Histoire-géographie-théorie de l’art

On l’aura compris, Quemin ne mène nulle part… ou plutôt si : au lieu de problématiser en 2001, cette étrange notion – trois fois étrange – d' »art contemporain français » (et cette autre qui ne l’est pas moins, d' »art international »), à réactiver la querelle française de l’art contemporain. A rouvrir à la circulation, cette voie de garage intellectuelle, qui occupe les revues depuis 1983 (Jean Clair : Considérations sur l’état des Beaux-Arts, recopiant à l’envers le texte classique de Walter Benjamin sur la photographie), voire depuis 1977 (ouverture du Centre Pompidou par un Duchamp alchimique revue par Jean Clair justement, pamphlet de Baudrillard sur « l’effet Beaubourg » annonçant son plus récent Complot de l’art de Libération, repris dans Ecran total). En l’occurrence son trottoir Jean Clair. Et fournir de l’eau au « moulin » de Dagen [5].

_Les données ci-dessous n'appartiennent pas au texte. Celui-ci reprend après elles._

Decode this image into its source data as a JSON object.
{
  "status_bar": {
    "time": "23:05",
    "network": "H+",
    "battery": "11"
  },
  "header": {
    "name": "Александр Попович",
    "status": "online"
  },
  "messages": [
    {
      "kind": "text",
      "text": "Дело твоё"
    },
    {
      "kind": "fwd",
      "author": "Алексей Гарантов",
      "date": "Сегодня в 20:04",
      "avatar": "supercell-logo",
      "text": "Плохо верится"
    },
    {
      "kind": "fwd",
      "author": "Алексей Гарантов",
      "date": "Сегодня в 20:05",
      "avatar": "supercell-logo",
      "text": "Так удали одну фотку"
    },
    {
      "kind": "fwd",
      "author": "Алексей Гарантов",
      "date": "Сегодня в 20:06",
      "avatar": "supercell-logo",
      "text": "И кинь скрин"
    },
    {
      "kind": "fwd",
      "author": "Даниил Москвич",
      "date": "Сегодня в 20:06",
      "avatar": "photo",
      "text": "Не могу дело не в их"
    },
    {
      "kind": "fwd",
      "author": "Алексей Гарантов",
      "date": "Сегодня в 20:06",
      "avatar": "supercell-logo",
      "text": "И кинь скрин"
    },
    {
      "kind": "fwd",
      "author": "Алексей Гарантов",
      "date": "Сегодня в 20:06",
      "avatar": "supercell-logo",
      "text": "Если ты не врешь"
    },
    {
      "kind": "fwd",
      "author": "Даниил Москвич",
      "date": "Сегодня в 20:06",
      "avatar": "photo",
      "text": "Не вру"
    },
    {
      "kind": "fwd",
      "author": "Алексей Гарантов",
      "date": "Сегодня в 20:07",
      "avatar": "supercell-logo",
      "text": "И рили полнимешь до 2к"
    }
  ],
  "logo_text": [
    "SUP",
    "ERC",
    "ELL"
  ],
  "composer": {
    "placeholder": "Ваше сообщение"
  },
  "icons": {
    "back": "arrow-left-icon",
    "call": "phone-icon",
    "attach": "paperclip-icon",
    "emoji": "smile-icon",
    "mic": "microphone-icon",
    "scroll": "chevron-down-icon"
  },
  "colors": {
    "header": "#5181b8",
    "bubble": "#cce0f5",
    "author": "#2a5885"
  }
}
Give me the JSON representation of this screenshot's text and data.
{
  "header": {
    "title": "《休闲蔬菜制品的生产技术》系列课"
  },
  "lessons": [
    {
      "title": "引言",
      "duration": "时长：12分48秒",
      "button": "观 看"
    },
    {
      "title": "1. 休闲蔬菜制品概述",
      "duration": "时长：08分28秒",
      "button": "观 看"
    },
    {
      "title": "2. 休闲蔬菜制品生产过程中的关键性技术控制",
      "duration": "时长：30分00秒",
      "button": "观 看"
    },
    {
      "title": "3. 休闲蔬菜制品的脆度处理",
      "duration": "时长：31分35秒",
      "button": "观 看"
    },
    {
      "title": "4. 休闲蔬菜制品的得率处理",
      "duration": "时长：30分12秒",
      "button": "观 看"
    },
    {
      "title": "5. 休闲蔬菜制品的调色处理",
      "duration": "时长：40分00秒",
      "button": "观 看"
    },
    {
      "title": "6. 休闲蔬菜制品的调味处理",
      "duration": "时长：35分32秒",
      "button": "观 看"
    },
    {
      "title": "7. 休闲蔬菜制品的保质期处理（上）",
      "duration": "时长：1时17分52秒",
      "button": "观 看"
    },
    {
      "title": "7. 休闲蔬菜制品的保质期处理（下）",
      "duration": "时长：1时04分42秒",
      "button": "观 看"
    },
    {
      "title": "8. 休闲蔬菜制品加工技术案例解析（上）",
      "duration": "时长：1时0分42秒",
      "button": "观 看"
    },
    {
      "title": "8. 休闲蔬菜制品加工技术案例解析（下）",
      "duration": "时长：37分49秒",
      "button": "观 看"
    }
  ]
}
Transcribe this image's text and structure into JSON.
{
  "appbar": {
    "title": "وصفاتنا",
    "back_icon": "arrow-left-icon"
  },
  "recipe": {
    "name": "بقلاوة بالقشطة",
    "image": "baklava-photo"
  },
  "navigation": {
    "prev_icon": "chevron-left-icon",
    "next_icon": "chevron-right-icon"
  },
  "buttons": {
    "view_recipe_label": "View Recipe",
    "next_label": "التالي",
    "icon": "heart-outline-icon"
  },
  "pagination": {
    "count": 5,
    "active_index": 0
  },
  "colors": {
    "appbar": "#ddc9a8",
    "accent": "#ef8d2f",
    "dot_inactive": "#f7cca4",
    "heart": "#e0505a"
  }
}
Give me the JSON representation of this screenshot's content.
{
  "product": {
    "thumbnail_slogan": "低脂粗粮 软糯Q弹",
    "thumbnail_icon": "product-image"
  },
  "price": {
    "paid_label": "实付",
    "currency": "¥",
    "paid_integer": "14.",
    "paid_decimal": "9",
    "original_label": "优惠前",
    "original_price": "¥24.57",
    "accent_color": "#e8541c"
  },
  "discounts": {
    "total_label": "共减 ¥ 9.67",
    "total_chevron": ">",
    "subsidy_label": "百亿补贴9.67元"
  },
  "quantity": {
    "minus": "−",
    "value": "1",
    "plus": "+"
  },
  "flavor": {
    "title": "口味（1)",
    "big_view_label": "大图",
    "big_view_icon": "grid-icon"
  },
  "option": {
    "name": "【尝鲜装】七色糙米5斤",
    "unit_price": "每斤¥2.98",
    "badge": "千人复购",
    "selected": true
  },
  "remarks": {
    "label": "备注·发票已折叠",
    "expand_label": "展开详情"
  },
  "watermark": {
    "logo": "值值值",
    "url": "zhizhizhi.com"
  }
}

Cette querelle, je crois que ce que j’appellerai la parabole  » Picasso-Citroën-Clair-Lavier » la peut résumer, et qu’à elle seule, elle condense, éclaire (et la périme). Décembre 1999-janvier 2000 : alors que Citroën a baptisé Picasso sa Xsara, au nom de l’art et de son sacré (l’aura), Jean Clair proteste dans Libération ; en réaction, Bertrand Lavier fait le carton de nouvel an du Musée d’Art Moderne de la Ville de Paris, surenchérissant sur Citroën : une photo de la signature Picasso de la carrosserie. Et définissant l’art contemporain, face au paraphe du démiurge Picasso, comme sa multiplication indéfinie. Tout est dit [6]. N’en déplaise à Clair ou Baudrillard, l’art contemporain n’est justement plus l’art moderne (de Courbet à Picasso). Alors que ce dernier est un art de la résistance à la reproductibilité technique, un art non « moyen », l’art contemporain (art de la fin de l’art ?) est ici un art « d’après la photographie », moyen, démocratique comme il est, ce qui est de plus publique notoriété, un art « pour le musée » [7]. Issu, via le Pop art et les Nouveaux réalistes, de Marcel Duchamp : ready-made, nu descendant photographiquement l’escalier, et moustache à la Joconde (c’est-à-dire griffonnée sur sa « reproduction »). On pourrait ici citer, comme un parfait instantané de cela, visible dans Les années pop, la toile de d’Edward Ruscha de 1960, Felix, où le chat du même nom fait irruption dans un Rothko, le crève… L’art contemporain ? sous un énoncé « post moderne », une énonciation ancienne. Artiste contemporain absolu évidemment : Andy Warhol. Pour le dire autrement, un art « officiel » par définition, c’est-à-dire, commandé par les collectionneurs, les galeries ou l’Etat comme autrefois par les princes ou l’église (en France plus que partout ailleurs, tradition monarchique oblige), un art « intellectuel » ou « conceptuel » au sens de Quemin, c’est à dire tenant un rôle social voisin de celui qu’assumait l’art ancien [8]. Une subversion (qui n’est plus jamais une, qui juste hérite de ses formes) subventionnée – et c’est très bien (ou très mauvais) comme ça (face à un artiste aujourd’hui la bonne question est peut-être de se demander s’il est Poussin – autonomie- où Le Brun – hétéronomie)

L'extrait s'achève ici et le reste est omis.